One piece of that professional development evolved out of Pruitt’s penchant for staying well-read. An informal “What Dennis Is Reading” seminar kept student affairs staff up to speed on higher education trends and encouraged them to think about the next big thing. Another piece? His “secret shoppers” — four children, his wife and his father, who were all students at Carolina at various points.
“I got to watch my four kids come here, and they provided a lot of perspective, along with their friends, about their own experiences at Carolina,” he says “My father attended classes here after a long military career, and my wife earned a graduate degree here. It was sort of like having quality control evaluators.”
Plenty of universities tout their unique student experiences in flashy videos. But how does an institution build a genuine experience that helps students achieve academic success, acquire skills and find fulfilling careers? Pruitt likens it to baking a cake.

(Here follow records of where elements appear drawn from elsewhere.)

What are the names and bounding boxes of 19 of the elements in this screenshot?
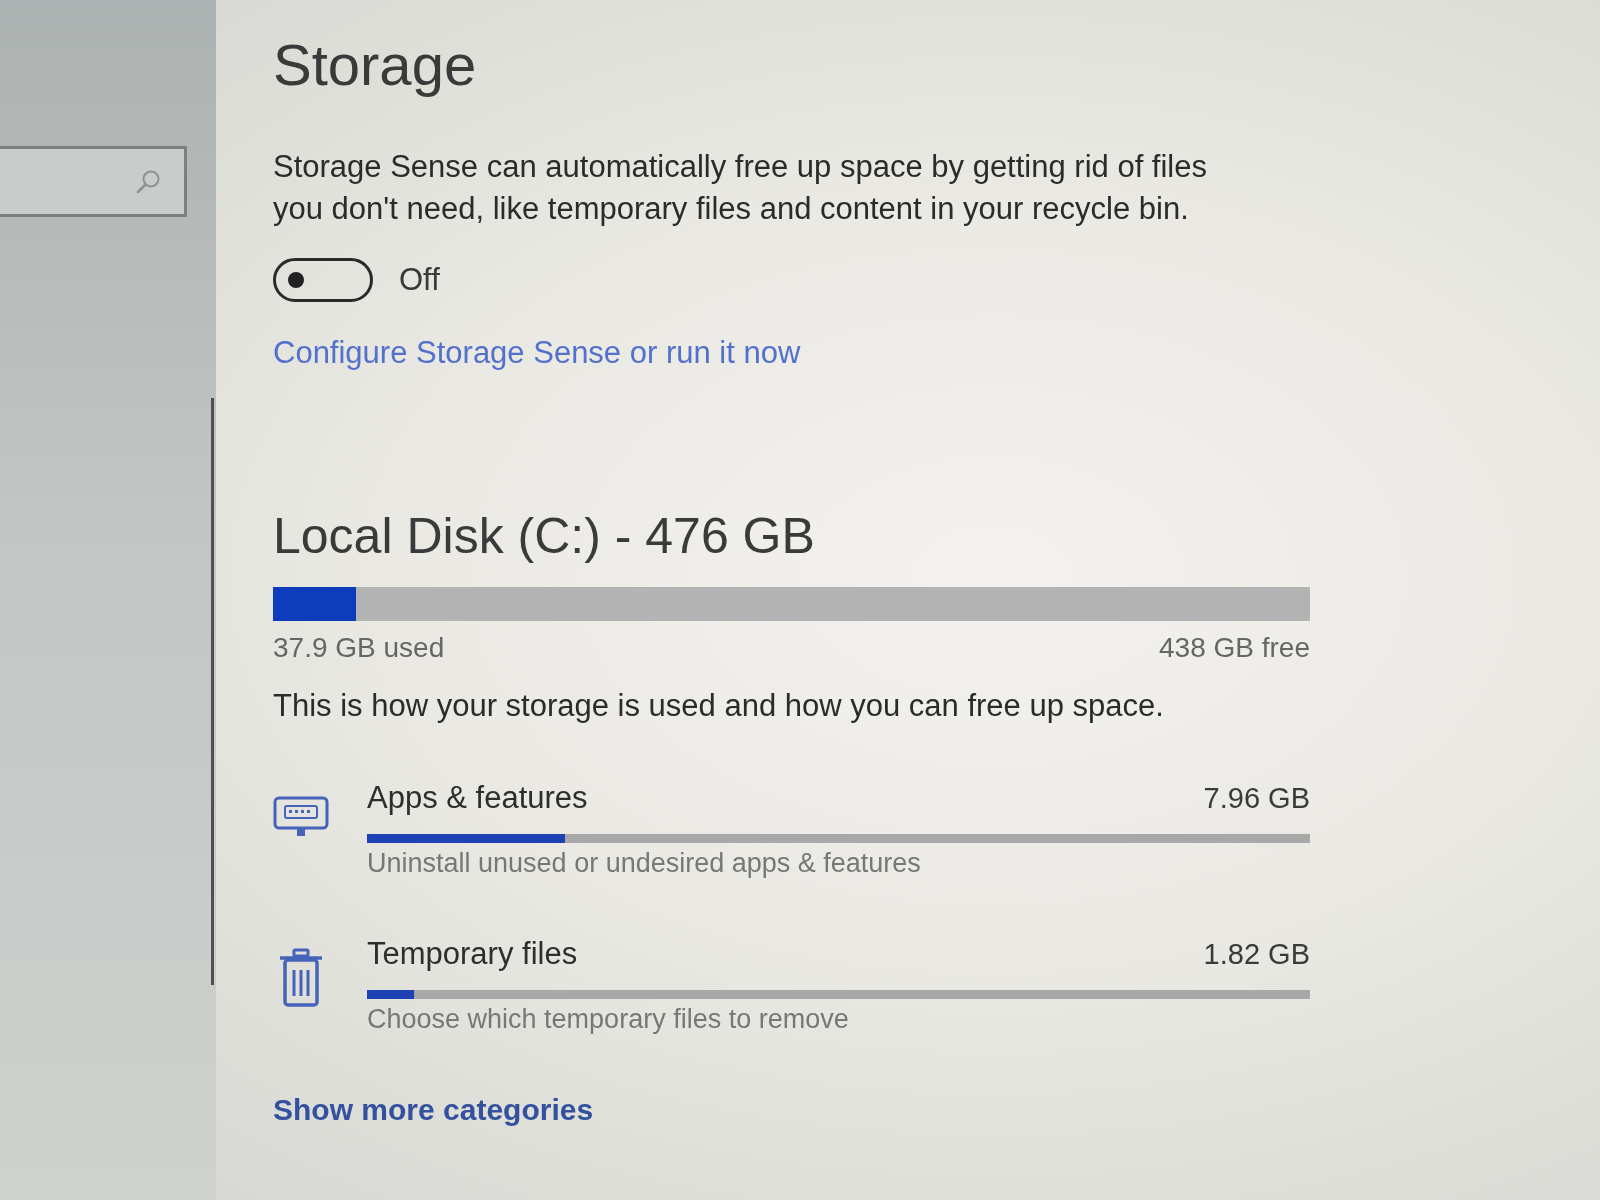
- category-description: Choose which temporary files to remove: [367, 1003, 850, 1035]
- configure-link[interactable]: Configure Storage Sense or run it now: [273, 335, 801, 370]
- category-title[interactable]: Temporary files: [367, 935, 578, 973]
- category-title[interactable]: Apps & features: [367, 779, 588, 817]
- storage-usage-description: This is how your storage is used and how you can free up space.: [273, 687, 1164, 725]
- toggle-label: Off: [399, 262, 440, 298]
- search-field[interactable]: [0, 146, 187, 217]
- category-size: 7.96 GB: [1203, 781, 1310, 816]
- search-icon: [136, 168, 162, 195]
- free-space-text: 438 GB free: [1159, 631, 1310, 665]
- category-size: 1.82 GB: [1203, 937, 1310, 972]
- page-title: Storage: [273, 31, 477, 99]
- toggle-switch[interactable]: [273, 258, 373, 302]
- trash-icon: [278, 948, 324, 1008]
- storage-sense-description: Storage Sense can automatically free up space by getting rid of files you don't need, like temporary files and content in your recycle bin.: [273, 148, 1208, 228]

“We try to provide for them all the magic ingredients they need like opportunities for undergraduate research, leadership in student clubs and organizations, study abroad and so on,” Pruitt says. “We make it easy, so they don’t have to go out to find the ingredients — all they have to do is make the cake.”
Baking a cake involves breaking a few eggs, of course, and Pruitt always reminded his staff that young people make mistakes. Hopefully, he says, they learn something in the process.
“Our job is to create a learning laboratory for both intellectual growth and personal growth and moral growth,” he explains. “And trying to do that can be difficult because you’ve got 35,000 students with different aspirations, different expectations, different circumstances, and you’re trying to help each one of them grow and develop as a person.”
For Pruitt, it’s about creating the optimal learning environment — and encouraging students to take advantage of it.
“I’m 72 years old and every day I have a sense of curiosity: ‘Why didn’t I know that?’ ‘How come I’m just now learning this?’” Pruitt says. “We want our students to have that sense of curiosity, that sense of wonderment, of ‘What can I learn today?’
“Creating this laboratory for learning, but the real prize is when our students take advantage of opportunity. When I look back, that’s what gives me satisfaction.